In tests, the ZBook was able to show CAD models quite well and smoothly zoom, pan and rotate them. This can be done while writing a memo or working a spreadsheet in an adjacent window.
The system's backlit keyboard has 18.6-millimeter keys and is surrounded by smooth plastics. I found it more comfortable to work with than the Toshiba Tecra's striated surface or the Eurocom Racer 3W's roughened case.
As with the Toshiba Tecra W50, the HP ZBook 15 comes with both a touchpad and a pointing stick. The system's speakers are located above the keyboard; for audio, it uses DTS Studio Sound HD. Unlike the Eurocom Racer 3W, it doesn't have a subwoofer, so while the audio was fine, I felt that the sound wasn't quite as rich as that of Racer 3W.

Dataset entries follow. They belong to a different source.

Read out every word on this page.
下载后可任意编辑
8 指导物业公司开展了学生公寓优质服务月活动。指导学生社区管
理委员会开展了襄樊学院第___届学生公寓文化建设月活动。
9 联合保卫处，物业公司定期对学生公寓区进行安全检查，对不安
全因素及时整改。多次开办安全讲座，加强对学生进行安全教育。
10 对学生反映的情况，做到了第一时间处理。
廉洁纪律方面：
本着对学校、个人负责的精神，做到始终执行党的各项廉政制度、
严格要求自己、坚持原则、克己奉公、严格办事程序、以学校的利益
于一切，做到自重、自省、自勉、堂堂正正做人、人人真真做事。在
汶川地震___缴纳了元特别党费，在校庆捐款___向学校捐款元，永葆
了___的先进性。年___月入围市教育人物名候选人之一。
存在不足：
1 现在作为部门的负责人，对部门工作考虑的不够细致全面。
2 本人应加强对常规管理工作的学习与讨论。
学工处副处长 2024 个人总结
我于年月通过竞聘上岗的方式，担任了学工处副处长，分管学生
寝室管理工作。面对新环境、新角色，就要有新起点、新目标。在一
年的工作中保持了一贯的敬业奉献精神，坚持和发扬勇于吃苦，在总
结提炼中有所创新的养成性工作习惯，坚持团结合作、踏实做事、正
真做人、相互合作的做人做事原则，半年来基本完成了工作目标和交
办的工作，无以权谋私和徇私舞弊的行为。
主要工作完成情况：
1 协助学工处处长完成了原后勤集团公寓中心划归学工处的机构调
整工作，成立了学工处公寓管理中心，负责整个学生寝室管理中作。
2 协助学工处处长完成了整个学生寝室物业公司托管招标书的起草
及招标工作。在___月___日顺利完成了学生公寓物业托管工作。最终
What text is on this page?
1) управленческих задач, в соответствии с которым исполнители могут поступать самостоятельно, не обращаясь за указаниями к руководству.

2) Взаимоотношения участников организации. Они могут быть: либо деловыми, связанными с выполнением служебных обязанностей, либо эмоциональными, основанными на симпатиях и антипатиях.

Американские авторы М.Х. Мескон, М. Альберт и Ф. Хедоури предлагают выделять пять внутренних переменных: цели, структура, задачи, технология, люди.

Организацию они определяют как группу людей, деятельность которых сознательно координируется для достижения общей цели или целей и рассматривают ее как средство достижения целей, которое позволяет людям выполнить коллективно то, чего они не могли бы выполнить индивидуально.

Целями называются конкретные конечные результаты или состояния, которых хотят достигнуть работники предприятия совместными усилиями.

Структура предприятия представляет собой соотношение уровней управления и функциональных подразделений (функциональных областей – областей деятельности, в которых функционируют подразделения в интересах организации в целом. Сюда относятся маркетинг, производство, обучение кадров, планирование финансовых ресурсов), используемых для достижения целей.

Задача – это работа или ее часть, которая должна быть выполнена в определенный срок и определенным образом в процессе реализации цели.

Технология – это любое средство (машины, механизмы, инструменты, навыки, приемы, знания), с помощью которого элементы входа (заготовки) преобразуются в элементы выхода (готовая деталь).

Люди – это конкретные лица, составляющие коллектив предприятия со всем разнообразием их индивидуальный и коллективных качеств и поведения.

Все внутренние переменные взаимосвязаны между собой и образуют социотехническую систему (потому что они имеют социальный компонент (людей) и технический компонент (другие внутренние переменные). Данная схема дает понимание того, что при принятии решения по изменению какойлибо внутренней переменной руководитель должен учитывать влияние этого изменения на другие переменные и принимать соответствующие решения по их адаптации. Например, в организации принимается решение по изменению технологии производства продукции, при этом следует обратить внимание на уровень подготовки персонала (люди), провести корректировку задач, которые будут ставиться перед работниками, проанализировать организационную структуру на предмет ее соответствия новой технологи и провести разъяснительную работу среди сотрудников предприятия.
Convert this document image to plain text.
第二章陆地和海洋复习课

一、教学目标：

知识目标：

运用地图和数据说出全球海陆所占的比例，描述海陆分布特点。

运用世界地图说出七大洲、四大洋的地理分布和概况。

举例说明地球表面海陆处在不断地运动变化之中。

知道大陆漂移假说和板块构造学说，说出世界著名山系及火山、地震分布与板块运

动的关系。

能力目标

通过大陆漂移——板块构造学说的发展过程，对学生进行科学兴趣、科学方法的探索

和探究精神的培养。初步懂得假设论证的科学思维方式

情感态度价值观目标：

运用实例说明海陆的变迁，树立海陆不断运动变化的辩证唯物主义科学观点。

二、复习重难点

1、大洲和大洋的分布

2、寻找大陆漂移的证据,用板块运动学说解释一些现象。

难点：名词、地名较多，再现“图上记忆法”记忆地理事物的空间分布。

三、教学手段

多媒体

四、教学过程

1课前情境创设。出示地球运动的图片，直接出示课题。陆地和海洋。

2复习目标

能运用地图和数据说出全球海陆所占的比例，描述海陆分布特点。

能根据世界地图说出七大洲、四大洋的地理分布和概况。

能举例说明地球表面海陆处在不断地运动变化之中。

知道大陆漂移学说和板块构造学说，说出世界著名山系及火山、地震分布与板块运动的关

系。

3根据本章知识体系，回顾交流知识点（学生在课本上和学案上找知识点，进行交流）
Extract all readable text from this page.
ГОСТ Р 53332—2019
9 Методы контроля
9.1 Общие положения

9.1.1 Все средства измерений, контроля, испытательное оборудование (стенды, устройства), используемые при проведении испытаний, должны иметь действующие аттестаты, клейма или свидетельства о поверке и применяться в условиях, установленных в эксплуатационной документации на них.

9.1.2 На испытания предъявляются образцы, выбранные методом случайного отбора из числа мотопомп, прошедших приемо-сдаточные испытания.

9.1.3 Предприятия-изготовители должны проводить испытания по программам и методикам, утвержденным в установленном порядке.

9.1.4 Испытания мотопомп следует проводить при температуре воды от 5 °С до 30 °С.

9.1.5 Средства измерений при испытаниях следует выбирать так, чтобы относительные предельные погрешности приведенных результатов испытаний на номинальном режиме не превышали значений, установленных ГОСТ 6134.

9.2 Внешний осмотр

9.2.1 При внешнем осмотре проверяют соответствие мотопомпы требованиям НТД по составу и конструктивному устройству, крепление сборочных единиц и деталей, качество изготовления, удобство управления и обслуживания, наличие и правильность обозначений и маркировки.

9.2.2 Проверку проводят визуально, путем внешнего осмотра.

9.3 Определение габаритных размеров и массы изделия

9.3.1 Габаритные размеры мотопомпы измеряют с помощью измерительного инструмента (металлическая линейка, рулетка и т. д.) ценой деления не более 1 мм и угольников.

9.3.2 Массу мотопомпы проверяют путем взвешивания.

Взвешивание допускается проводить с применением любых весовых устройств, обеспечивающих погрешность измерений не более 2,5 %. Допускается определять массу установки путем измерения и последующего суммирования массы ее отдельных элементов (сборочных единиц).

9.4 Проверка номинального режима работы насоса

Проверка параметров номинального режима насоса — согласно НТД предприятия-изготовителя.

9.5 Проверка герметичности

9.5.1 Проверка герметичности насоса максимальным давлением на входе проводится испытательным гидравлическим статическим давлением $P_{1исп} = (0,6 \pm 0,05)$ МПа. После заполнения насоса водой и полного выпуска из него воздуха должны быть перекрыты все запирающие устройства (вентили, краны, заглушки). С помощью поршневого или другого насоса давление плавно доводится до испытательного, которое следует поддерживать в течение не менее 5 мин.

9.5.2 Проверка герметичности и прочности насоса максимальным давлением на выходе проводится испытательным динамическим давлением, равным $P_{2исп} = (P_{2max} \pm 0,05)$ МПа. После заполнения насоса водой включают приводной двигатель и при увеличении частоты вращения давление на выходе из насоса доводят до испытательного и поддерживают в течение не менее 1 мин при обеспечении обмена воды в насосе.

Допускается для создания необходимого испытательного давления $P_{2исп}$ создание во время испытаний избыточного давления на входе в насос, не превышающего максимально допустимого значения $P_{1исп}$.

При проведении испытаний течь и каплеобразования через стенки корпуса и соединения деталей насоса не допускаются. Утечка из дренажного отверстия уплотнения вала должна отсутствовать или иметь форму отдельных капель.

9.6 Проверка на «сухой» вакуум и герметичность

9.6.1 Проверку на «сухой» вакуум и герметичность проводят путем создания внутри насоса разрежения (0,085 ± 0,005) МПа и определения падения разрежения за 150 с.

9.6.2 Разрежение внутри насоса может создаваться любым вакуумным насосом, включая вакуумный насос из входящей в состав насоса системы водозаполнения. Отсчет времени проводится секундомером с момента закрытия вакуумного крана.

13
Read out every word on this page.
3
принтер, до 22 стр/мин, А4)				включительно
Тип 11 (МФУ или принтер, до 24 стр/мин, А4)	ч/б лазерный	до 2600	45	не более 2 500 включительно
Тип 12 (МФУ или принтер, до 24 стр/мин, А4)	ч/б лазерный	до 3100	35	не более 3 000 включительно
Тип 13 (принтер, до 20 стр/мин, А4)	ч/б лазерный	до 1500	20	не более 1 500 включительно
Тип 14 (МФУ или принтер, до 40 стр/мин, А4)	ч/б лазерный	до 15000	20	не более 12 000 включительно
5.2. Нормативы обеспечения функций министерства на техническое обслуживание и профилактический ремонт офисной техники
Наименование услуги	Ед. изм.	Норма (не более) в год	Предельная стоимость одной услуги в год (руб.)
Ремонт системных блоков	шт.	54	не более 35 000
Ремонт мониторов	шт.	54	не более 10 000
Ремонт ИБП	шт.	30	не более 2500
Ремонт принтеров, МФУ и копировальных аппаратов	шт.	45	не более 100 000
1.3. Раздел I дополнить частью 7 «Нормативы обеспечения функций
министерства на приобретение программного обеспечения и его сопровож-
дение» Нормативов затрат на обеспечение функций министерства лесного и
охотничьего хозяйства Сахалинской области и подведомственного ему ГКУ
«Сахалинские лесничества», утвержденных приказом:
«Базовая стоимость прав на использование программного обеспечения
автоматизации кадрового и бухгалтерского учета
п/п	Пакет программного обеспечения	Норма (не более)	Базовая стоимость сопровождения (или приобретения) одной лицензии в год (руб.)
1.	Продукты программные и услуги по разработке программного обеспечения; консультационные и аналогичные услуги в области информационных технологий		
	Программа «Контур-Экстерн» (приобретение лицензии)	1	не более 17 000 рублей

The ZBook comes with one USB 2.0 and three USB 3.0 ports. There's also DisplayPort and VGA ports for use with a projector or monitor. It has an Express Card slot as well as audio jacks, but no HDMI connection; however, it worked well with an inexpensive generic DisplayPort-to-HDMI adapter.
The ZBook 15 also has something the others don't: a Thunderbolt port. When I tested it with an external 1TB LaCie Little Big Disk drive, the high-speed connector had a throughput of 95.0MBps compared to 31.4MBps for a USB 3.0 drive, a greater than three-fold improvement.
Unfortunately, the system's optional $250 docking station doesn't have a Thunderbolt port. What it does do, however, is tilt the system to 10 degrees for more comfortable use. In addition to containing space for an additional hard or solid-state drive, the docking station provides five USB 3.0 ports, two USB 2.0 ports, two DisplayPorts, a pair of DVI ports and a VGA connection. There's access to audio, wired Ethernet and a bunch of legacy ports: a parallel, a RS-232 and a pair of antiquated PS/2 ports.